2016 could be worse for slugs than 2012

Growers are being urged to prepare for a slug onslaught this summer as reports indicate populations have surged after several months of wet weather and may even surpass that of 2012.

The spring months of April and May typically represent the peak in the slug breeding cycle and with regular showers during this time and since, molluscs have enjoyed excellent conditions.

With an already high population coming through the winter the pressure could be intense, says slug expert David Glen of Styloma Consulting.

“Newly drilled oilseed rape crops will be particularly susceptible and those intent on establishing crops early to overcome flea beetle attack should be wary of exchanging one pest for another,” he says.

Every opportunity to reduce numbers through cultural controls, such as straw raking, should be fully exploited to limit damage potential.

“Effective control begins with good stubble hygiene, such as destroying the green bridge between crops, but the pressure to establish the next crop can mean this is compromised, especially in wet weather,” he says.

Although not practiced in average years, where slug populations are particularly high and the stubble is moist, David Glen suggests making applying pellets to stubbles in the days after combining, provided that the pellets can be left undisturbed for a few days before drilling.

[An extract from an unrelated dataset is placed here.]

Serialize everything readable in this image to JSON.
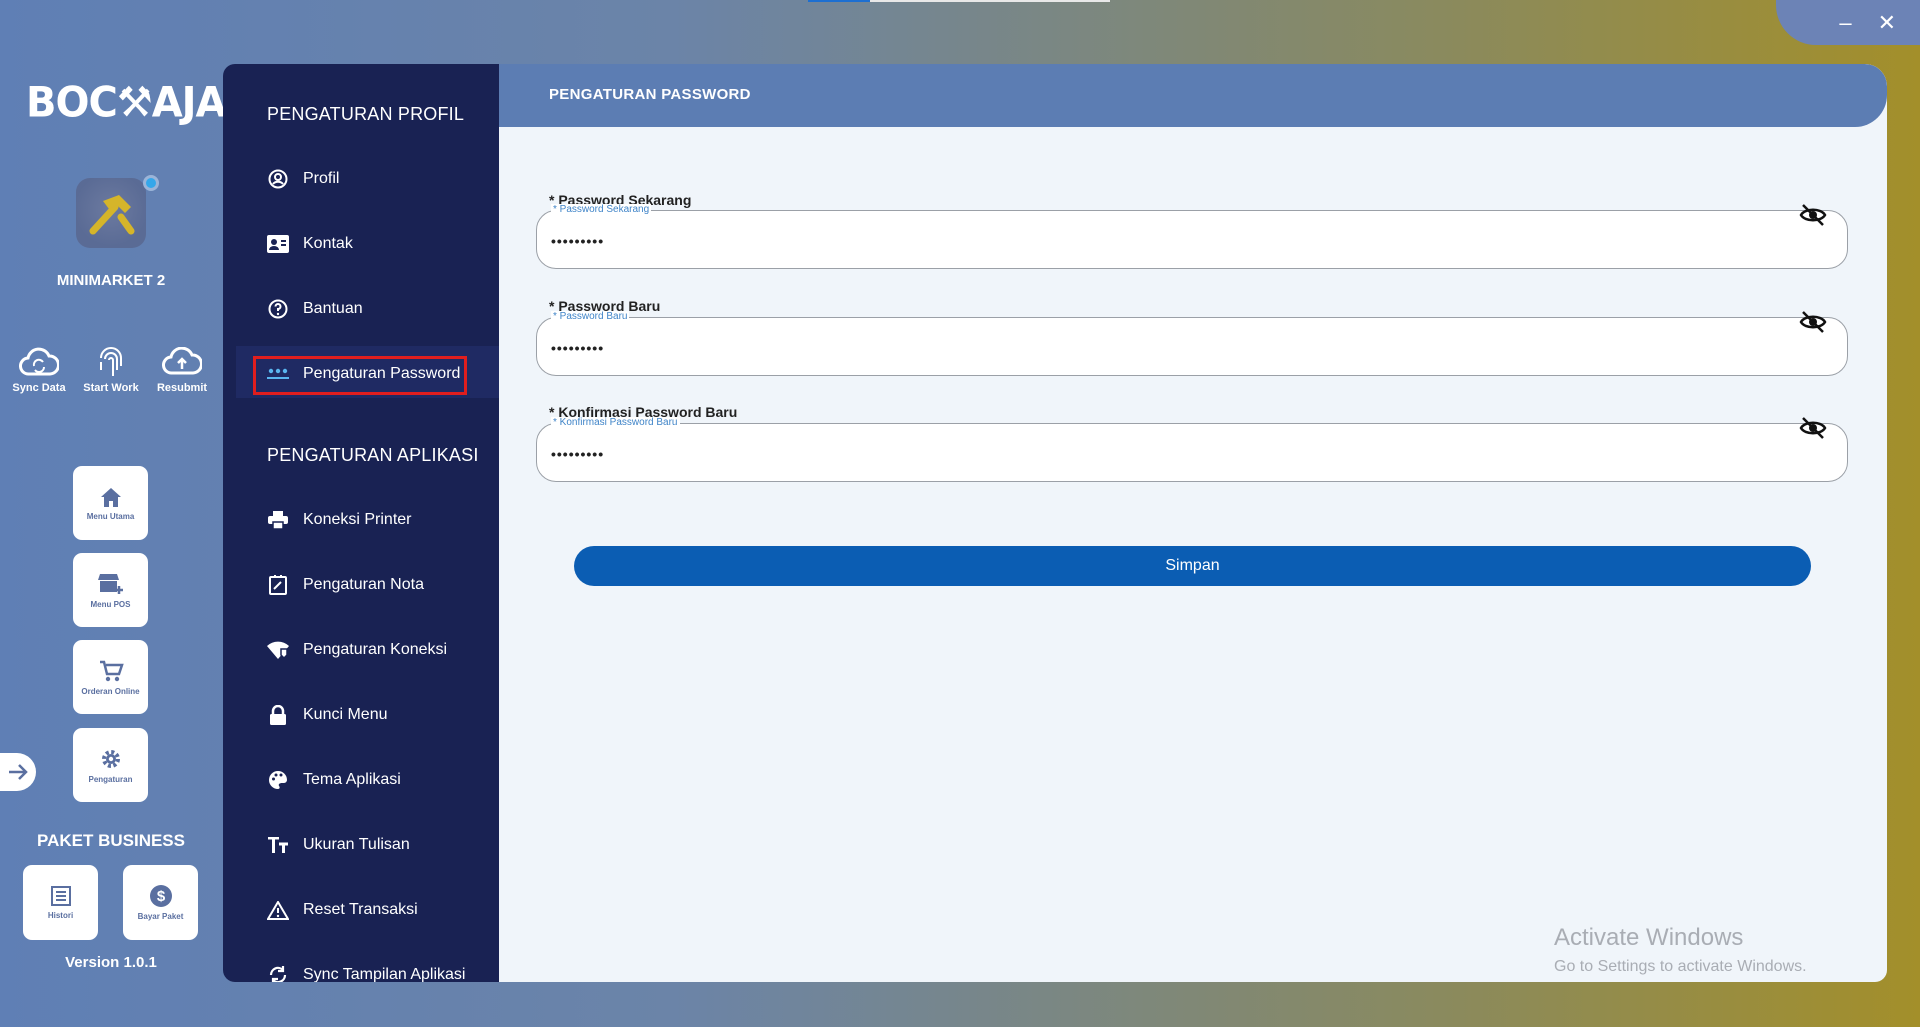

“The move to direct drilling has all but removed the control benefits once derived from deep cultivations so tactics need to evolve in response. The threshold for applications is quite low in practice, just one slug per trap in stubble before oilseed rape and four slugs per trap ahead of a cereal, so an application of about 30 pellets per square metre shortly before drilling may be advisable.”

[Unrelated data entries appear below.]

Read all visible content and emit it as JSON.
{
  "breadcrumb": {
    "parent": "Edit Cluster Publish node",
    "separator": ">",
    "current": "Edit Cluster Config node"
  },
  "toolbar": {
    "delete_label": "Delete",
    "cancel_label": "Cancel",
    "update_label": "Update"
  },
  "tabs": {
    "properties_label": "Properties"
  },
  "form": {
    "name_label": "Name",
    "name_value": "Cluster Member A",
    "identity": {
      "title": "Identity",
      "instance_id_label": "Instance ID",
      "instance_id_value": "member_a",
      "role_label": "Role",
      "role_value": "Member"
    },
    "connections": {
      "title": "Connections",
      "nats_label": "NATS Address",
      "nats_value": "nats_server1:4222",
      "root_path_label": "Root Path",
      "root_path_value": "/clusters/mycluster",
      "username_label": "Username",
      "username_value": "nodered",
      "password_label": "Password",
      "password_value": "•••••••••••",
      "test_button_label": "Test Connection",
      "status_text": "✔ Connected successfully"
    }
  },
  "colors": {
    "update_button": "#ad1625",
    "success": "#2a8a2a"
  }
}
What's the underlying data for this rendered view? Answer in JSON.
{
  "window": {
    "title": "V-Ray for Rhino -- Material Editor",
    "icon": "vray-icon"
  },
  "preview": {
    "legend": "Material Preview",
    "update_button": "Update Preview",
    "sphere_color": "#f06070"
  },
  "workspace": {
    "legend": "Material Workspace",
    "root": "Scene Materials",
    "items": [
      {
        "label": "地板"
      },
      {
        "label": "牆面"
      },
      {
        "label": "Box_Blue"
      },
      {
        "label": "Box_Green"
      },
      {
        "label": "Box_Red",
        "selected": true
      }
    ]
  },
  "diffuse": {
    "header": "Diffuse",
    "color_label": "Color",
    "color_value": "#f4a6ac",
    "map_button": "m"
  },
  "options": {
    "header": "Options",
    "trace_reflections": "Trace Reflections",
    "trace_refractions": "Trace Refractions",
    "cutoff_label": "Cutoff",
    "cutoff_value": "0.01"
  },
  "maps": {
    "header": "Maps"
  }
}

After drilling standard advice resumes and he is quick to point out the benefits of rolling in consolidating the seedbed.

“Rolling post-drilling is probably the single most worthwhile action a grower can make before applying pellets. It reduces the ability of slugs to reach vulnerable seeds and seedlings in the soil, deprives them of the living spaces to retreat to during the day and ensures pellets are not lost below the surface.”

Only after exploiting all practical cultural controls should growers consider pellets, says De Sangosse commercial manager Simon McMunn.

But pellet choice is critical he says and by utilising both types of active substance – metaldehyde and ferric phosphate – it is possible to achieve effective control over a prolonged period while managing application limits.

Metaldehyde and ferric phosphate pellets are equally effective, but the different modes of action mean that the effects of one are more readily obvious.

“Metaldehyde destroys the slug’s mucus producing cells rendering them immobile which is why they die on the surface. In contrast, ferric phosphate is a stomach poison which causes the pest to stop feeding immediately, but means it may have retreated underground before death occurs so its effects can seem less obvious.”

What sets pellet performance apart however, is size and manufacturing process.

“The pasta-based larger pellets such as TDS and Ironmax Pro are often the most effective as they have the mass needed to spread evenly and the durability to persist,” he says.